While the degree to which franchises and reboots and sequels are expected to preserve the characters and intentions of their originals is a major topic of a lot of conversations right now, it’s Takei’s other point that feels more convincing: that of course there should be a major gay character in this movie. We are on a very slow climb to oust straight, white, male, and cis as the permanent default settings for a character, to be considered the prototype character in all stories unless there’s a reason for something else. Wider representation for other communities is growing, and a major character is reason for HUGE celebration, but it’s not a coincidence that Justin Lin and Simon Pegg chose Sulu for this part, rather than another character, or someone new, not already established in the original series.

Takei came out in 2005, and since then, has risen to such prominence as a gay activist (and simply an out gay man), that a lot of Star Trek fans probably already have in our headcanon the idea that Sulu is gay. (Just because the role here is being played by Cho, Sulu is still, for most of us, inextricably tied to our image of Takei.) And it’s a very thin line between celebrating the original actor, and seeing this as an exceptionally palatable change for longtime fans. Most likely, it’s both. Neither is good or bad, or a right or wrong choice; and just because it’s easy, doesn’t mean it’s worse. But we’re allowed to dream bigger, or at least different.

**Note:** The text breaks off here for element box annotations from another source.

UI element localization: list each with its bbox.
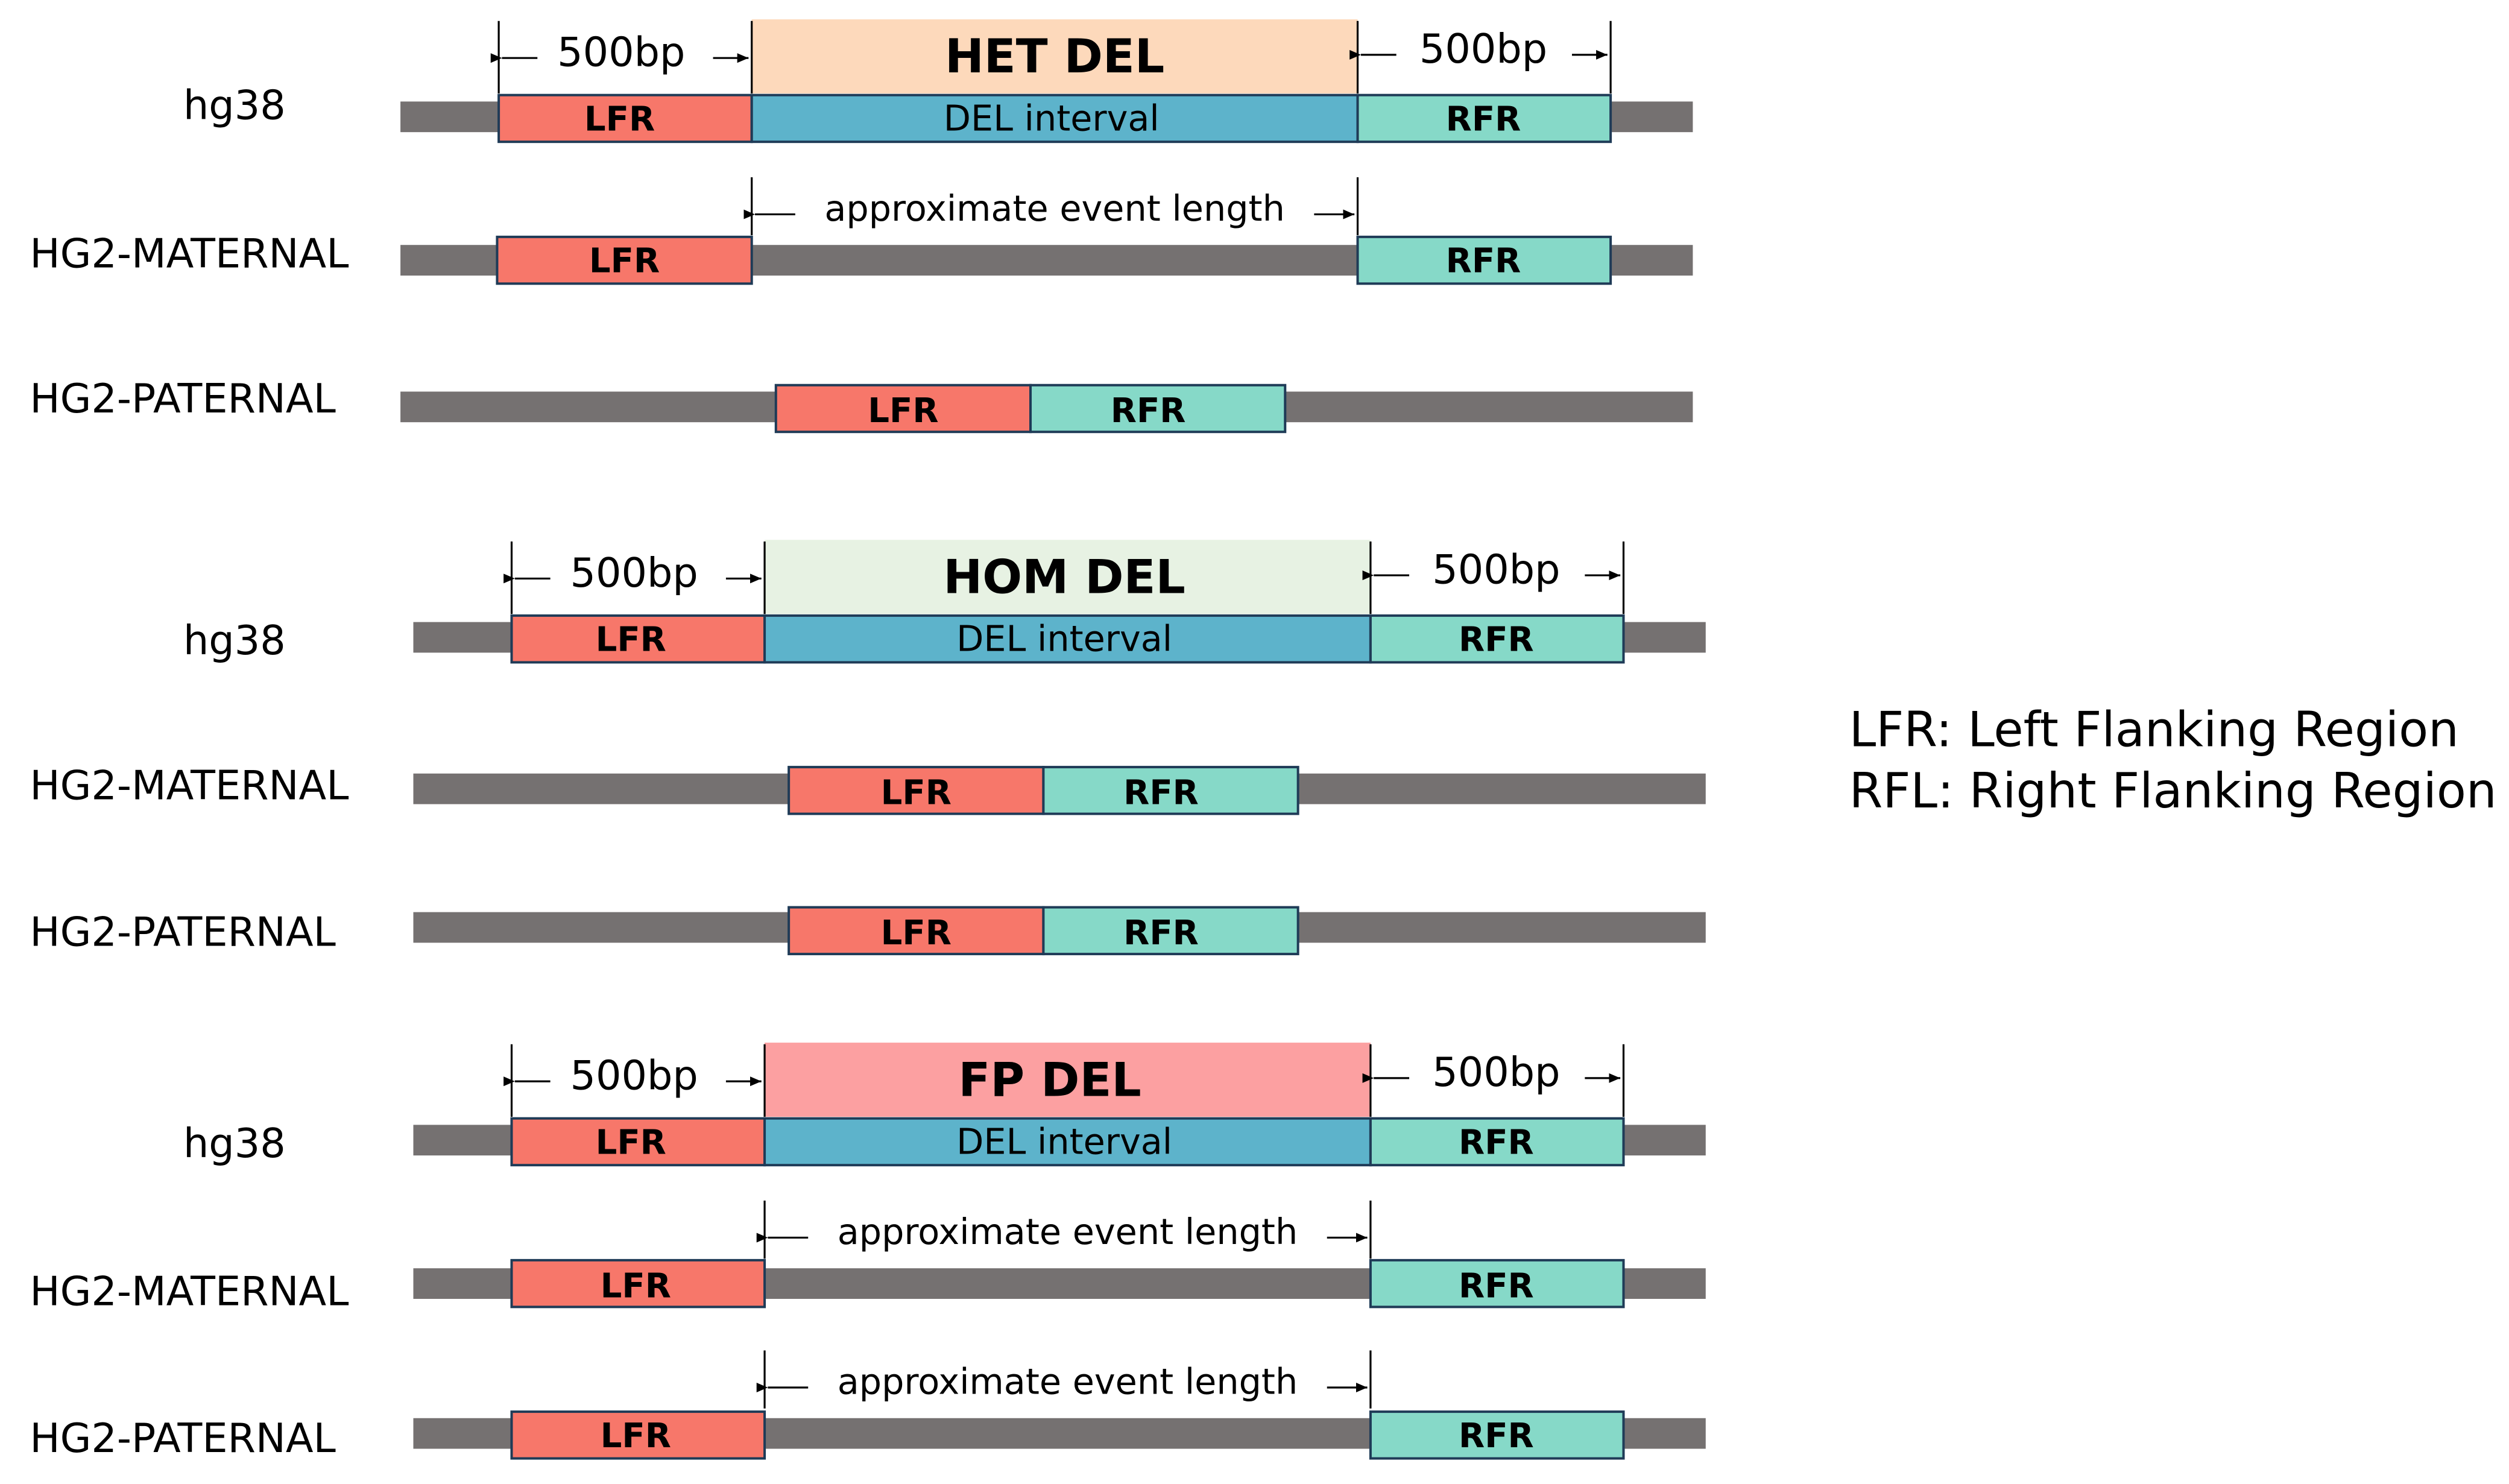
event-length-label: approximate event length <box>824 188 1284 229</box>
row-label: hg38 <box>183 1120 286 1167</box>
row-label: HG2-MATERNAL <box>30 1268 349 1315</box>
row-label: HG2-MATERNAL <box>30 762 349 809</box>
row-label: HG2-PATERNAL <box>30 1415 335 1462</box>
lfr-label: LFR <box>601 1416 671 1456</box>
panel-hom-del: HOM DEL 500bp 500bp hg38 LFR DEL interva… <box>30 540 1706 956</box>
lfr-label: LFR <box>868 391 938 431</box>
rfr-box <box>1029 384 1287 434</box>
rfr-label: RFR <box>1459 1266 1534 1306</box>
flank-right-label: 500bp <box>1432 546 1560 593</box>
row-label: hg38 <box>183 82 286 129</box>
lfr-box <box>496 235 753 285</box>
lfr-label: LFR <box>589 242 660 281</box>
row-label: HG2-PATERNAL <box>30 375 335 422</box>
fp-del-header-box <box>765 1043 1371 1117</box>
lfr-box <box>510 1410 766 1460</box>
rfr-box <box>1369 1117 1625 1167</box>
rfr-label: RFR <box>1459 1123 1534 1162</box>
lfr-box <box>510 1117 766 1167</box>
lfr-label: LFR <box>584 99 655 139</box>
rfr-box <box>1369 614 1625 664</box>
rfr-box <box>1356 93 1612 144</box>
flank-left-label: 500bp <box>557 29 685 76</box>
lfr-box <box>787 906 1045 956</box>
del-interval-label: DEL interval <box>944 97 1160 139</box>
event-length-label: approximate event length <box>838 1211 1298 1252</box>
del-interval-box <box>763 1117 1372 1167</box>
row-label: HG2-MATERNAL <box>30 230 349 277</box>
lfr-label: LFR <box>601 1266 671 1306</box>
lfr-label: LFR <box>596 620 666 660</box>
rfr-box <box>1369 1258 1625 1309</box>
lfr-box <box>774 384 1032 434</box>
lfr-box <box>510 614 766 664</box>
lfr-label: LFR <box>881 774 952 813</box>
lfr-box <box>787 766 1045 815</box>
row-label: HG2-PATERNAL <box>30 909 335 956</box>
legend: LFR: Left Flanking Region RFL: Right Fla… <box>1849 701 2497 819</box>
rfr-label: RFR <box>1459 620 1534 660</box>
lfr-label: LFR <box>596 1123 666 1162</box>
rfr-label: RFR <box>1446 99 1521 139</box>
het-del-title: HET DEL <box>945 30 1164 84</box>
rfr-label: RFR <box>1459 1416 1534 1456</box>
legend-line-rfl: RFL: Right Flanking Region <box>1849 763 2497 819</box>
rfr-label: RFR <box>1123 914 1199 953</box>
flank-left-label: 500bp <box>570 1052 698 1099</box>
flank-right-label: 500bp <box>1419 25 1547 72</box>
rfr-label: RFR <box>1123 774 1199 813</box>
het-del-header-box <box>751 19 1358 94</box>
event-length-label: approximate event length <box>838 1361 1298 1403</box>
panel-het-del: HET DEL 500bp 500bp hg38 LFR DEL interva… <box>30 19 1693 434</box>
rfr-box <box>1042 766 1299 815</box>
rfr-label: RFR <box>1446 242 1521 281</box>
fp-del-title: FP DEL <box>958 1053 1141 1107</box>
hom-del-header-box <box>765 540 1371 614</box>
flank-left-label: 500bp <box>570 549 698 596</box>
rfr-box <box>1369 1410 1625 1460</box>
del-interval-label: DEL interval <box>956 618 1172 660</box>
rfr-box <box>1356 235 1612 285</box>
row-label: hg38 <box>183 617 286 664</box>
panel-fp-del: FP DEL 500bp 500bp hg38 LFR DEL interval… <box>30 1043 1706 1462</box>
flank-right-label: 500bp <box>1432 1049 1560 1096</box>
del-interval-box <box>763 614 1372 664</box>
lfr-box <box>510 1258 766 1309</box>
hom-del-title: HOM DEL <box>943 550 1185 604</box>
rfr-box <box>1042 906 1299 956</box>
lfr-label: LFR <box>881 914 952 953</box>
del-interval-label: DEL interval <box>956 1120 1172 1162</box>
legend-line-lfr: LFR: Left Flanking Region <box>1849 701 2459 757</box>
rfr-label: RFR <box>1111 391 1186 431</box>
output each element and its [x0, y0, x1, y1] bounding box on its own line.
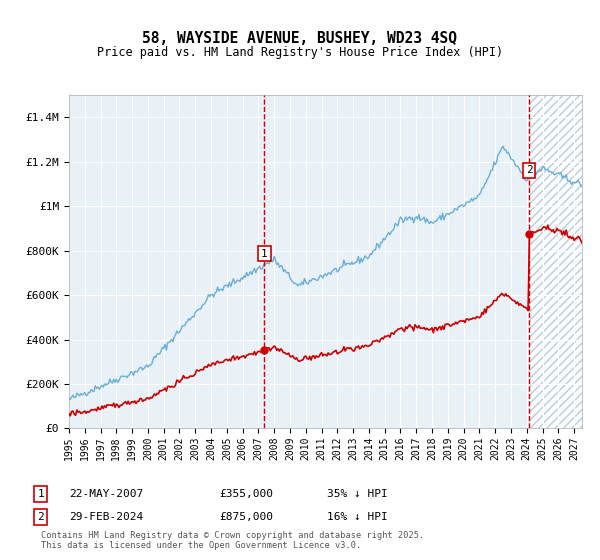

We can celebrate a female director being brought in for Wonder Woman, or a black director for Black Panther, and still wish studio heads as well as audiences had the imagination to believe those directors could also tell those ‘regular’ (read: white, male, etc.) stories. And we can be thrilled about a gay character, and still wish that it didn’t have to be founded on our acceptance of the actor’s sexuality first.

Obviously, we’re all free to agree with Takei or to continue celebrating. Or, again, both. Just because he originated the role doesn’t mean he has the “right” answer. He has, though— even if most of us wish he were onboard with this— added perhaps an overwhelming depth of nuance to this whole conversation.